For the Pawnee Nation, food sovereignty is found in every one of their ancestral seeds that contain their heritage or “seed memory,” as Deb Echo-Hawk, Pawnee Nation, describes it. Echo-Hawk, Keeper of the Seeds for the Pawnee Seed Preservation Project, banks and safeguards nine strains of ancestral corn. Eagle corn, each pearl-white kernel brushed with a delicate gray mark in the shape of an eagle, had all but disappeared from tribal life. That is, until a dusty jar full of seeds dating back to the 19th century was found in a Kansas museum. Originally excavated from a mud lodge in northern Kansas, the Eagle corn seed was returned to the Pawnee Nation in the 1980s and, last summer, for the first time in more than 125 years, eagle corn soup was served when the traditional Young Dog Dance was performed.

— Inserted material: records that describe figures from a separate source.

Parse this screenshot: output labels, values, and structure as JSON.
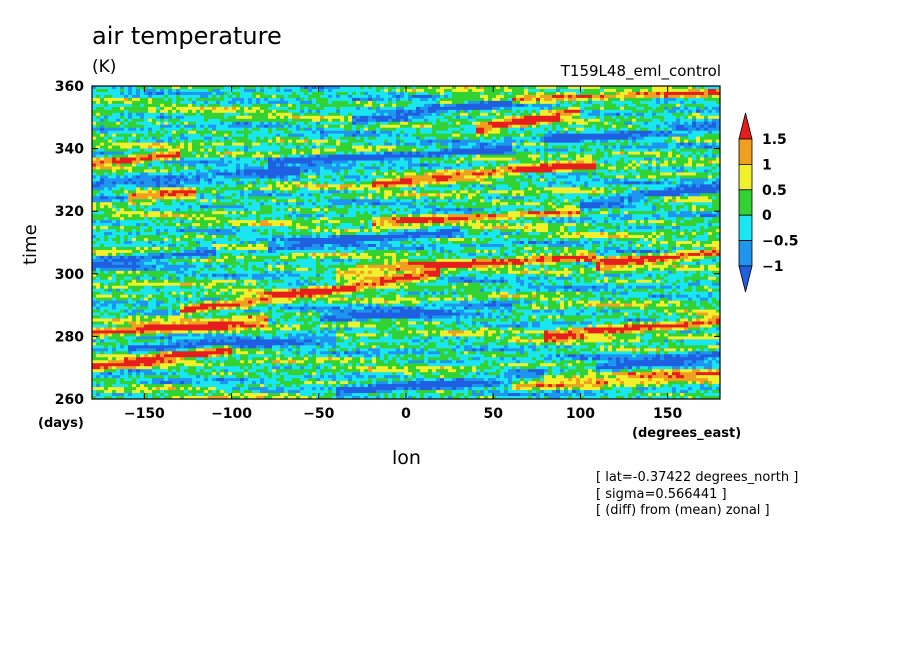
{
  "title": "air temperature",
  "units": "(K)",
  "run_name": "T159L48_eml_control",
  "notes": [
    "[ lat=-0.37422 degrees_north ]",
    "[ sigma=0.566441 ]",
    "[ (diff) from (mean) zonal ]"
  ],
  "colors": {
    "below_-1": "#1f5fe0",
    "-1_to_-0.5": "#1e96f0",
    "-0.5_to_0": "#19e6f0",
    "0_to_0.5": "#32d232",
    "0.5_to_1": "#f0f02d",
    "1_to_1.5": "#f0a01e",
    "above_1.5": "#e61e1e"
  },
  "chart_data": {
    "type": "heatmap",
    "title": "air temperature",
    "units": "(K)",
    "xlabel": "lon",
    "xunit": "(degrees_east)",
    "ylabel": "time",
    "yunit": "(days)",
    "xlim": [
      -180,
      180
    ],
    "ylim": [
      260,
      360
    ],
    "x_ticks": [
      -150,
      -100,
      -50,
      0,
      50,
      100,
      150
    ],
    "y_ticks": [
      260,
      280,
      300,
      320,
      340,
      360
    ],
    "contour_levels": [
      -1,
      -0.5,
      0,
      0.5,
      1,
      1.5
    ],
    "legend_labels": [
      "1.5",
      "1",
      "0.5",
      "0",
      "-0.5",
      "-1"
    ],
    "legend_position": "right",
    "colorbar_colors": [
      "#e61e1e",
      "#f0a01e",
      "#f0f02d",
      "#32d232",
      "#19e6f0",
      "#1e96f0",
      "#1f5fe0"
    ],
    "field_description": "Hovmoller diagram of zonal anomaly of air temperature; eastward-propagating bands",
    "bands": [
      {
        "lon_start": -180,
        "lon_end": -100,
        "time_start": 270,
        "time_end": 276,
        "value": 1.6
      },
      {
        "lon_start": -180,
        "lon_end": -80,
        "time_start": 281,
        "time_end": 285,
        "value": 1.6
      },
      {
        "lon_start": -130,
        "lon_end": 20,
        "time_start": 288,
        "time_end": 300,
        "value": 1.6
      },
      {
        "lon_start": -40,
        "lon_end": 110,
        "time_start": 300,
        "time_end": 306,
        "value": 1.2
      },
      {
        "lon_start": 110,
        "lon_end": 180,
        "time_start": 303,
        "time_end": 307,
        "value": 1.6
      },
      {
        "lon_start": 80,
        "lon_end": 180,
        "time_start": 280,
        "time_end": 285,
        "value": 1.6
      },
      {
        "lon_start": -160,
        "lon_end": -120,
        "time_start": 324,
        "time_end": 326,
        "value": 1.6
      },
      {
        "lon_start": -20,
        "lon_end": 110,
        "time_start": 329,
        "time_end": 335,
        "value": 1.6
      },
      {
        "lon_start": 40,
        "lon_end": 100,
        "time_start": 346,
        "time_end": 352,
        "value": 1.6
      },
      {
        "lon_start": -180,
        "lon_end": -130,
        "time_start": 335,
        "time_end": 338,
        "value": 1.6
      },
      {
        "lon_start": -20,
        "lon_end": 100,
        "time_start": 316,
        "time_end": 320,
        "value": 1.2
      },
      {
        "lon_start": 60,
        "lon_end": 180,
        "time_start": 264,
        "time_end": 268,
        "value": 1.1
      },
      {
        "lon_start": -80,
        "lon_end": 60,
        "time_start": 335,
        "time_end": 340,
        "value": -1.3
      },
      {
        "lon_start": -30,
        "lon_end": 60,
        "time_start": 349,
        "time_end": 355,
        "value": -1.3
      },
      {
        "lon_start": -180,
        "lon_end": -60,
        "time_start": 329,
        "time_end": 332,
        "value": -1.2
      },
      {
        "lon_start": -80,
        "lon_end": 30,
        "time_start": 308,
        "time_end": 314,
        "value": -1.1
      },
      {
        "lon_start": 80,
        "lon_end": 180,
        "time_start": 343,
        "time_end": 347,
        "value": -1.2
      },
      {
        "lon_start": 100,
        "lon_end": 180,
        "time_start": 322,
        "time_end": 328,
        "value": -1.2
      },
      {
        "lon_start": -40,
        "lon_end": 80,
        "time_start": 262,
        "time_end": 268,
        "value": -1.1
      },
      {
        "lon_start": 110,
        "lon_end": 180,
        "time_start": 270,
        "time_end": 274,
        "value": -1.1
      },
      {
        "lon_start": -160,
        "lon_end": -40,
        "time_start": 276,
        "time_end": 280,
        "value": -1.0
      },
      {
        "lon_start": -50,
        "lon_end": 60,
        "time_start": 286,
        "time_end": 290,
        "value": -1.0
      },
      {
        "lon_start": -180,
        "lon_end": -110,
        "time_start": 303,
        "time_end": 307,
        "value": -1.1
      },
      {
        "lon_start": 20,
        "lon_end": 180,
        "time_start": 355,
        "time_end": 358,
        "value": 0.8
      }
    ]
  }
}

“It tastes beautiful. It’s nutty, not real sweet,” says Echo-Hawk, adding that this past year was the first time the nation had used the corn “as it was meant to be used.”
In the spring, elders who attended the Pawnee Nation blessing of the seeds ceremony talked about working with their parents to garden and farm, says Echo-Hawk. Yet somewhere along the line, that sense of community and connection to the land was lost and with it, the tradition of self-reliance and community tied to food disappeared. “Healthwise, we must revitalize ourselves and become what we used to be, what we should be,” she says. “Tribes have nothing to lose by gardening.”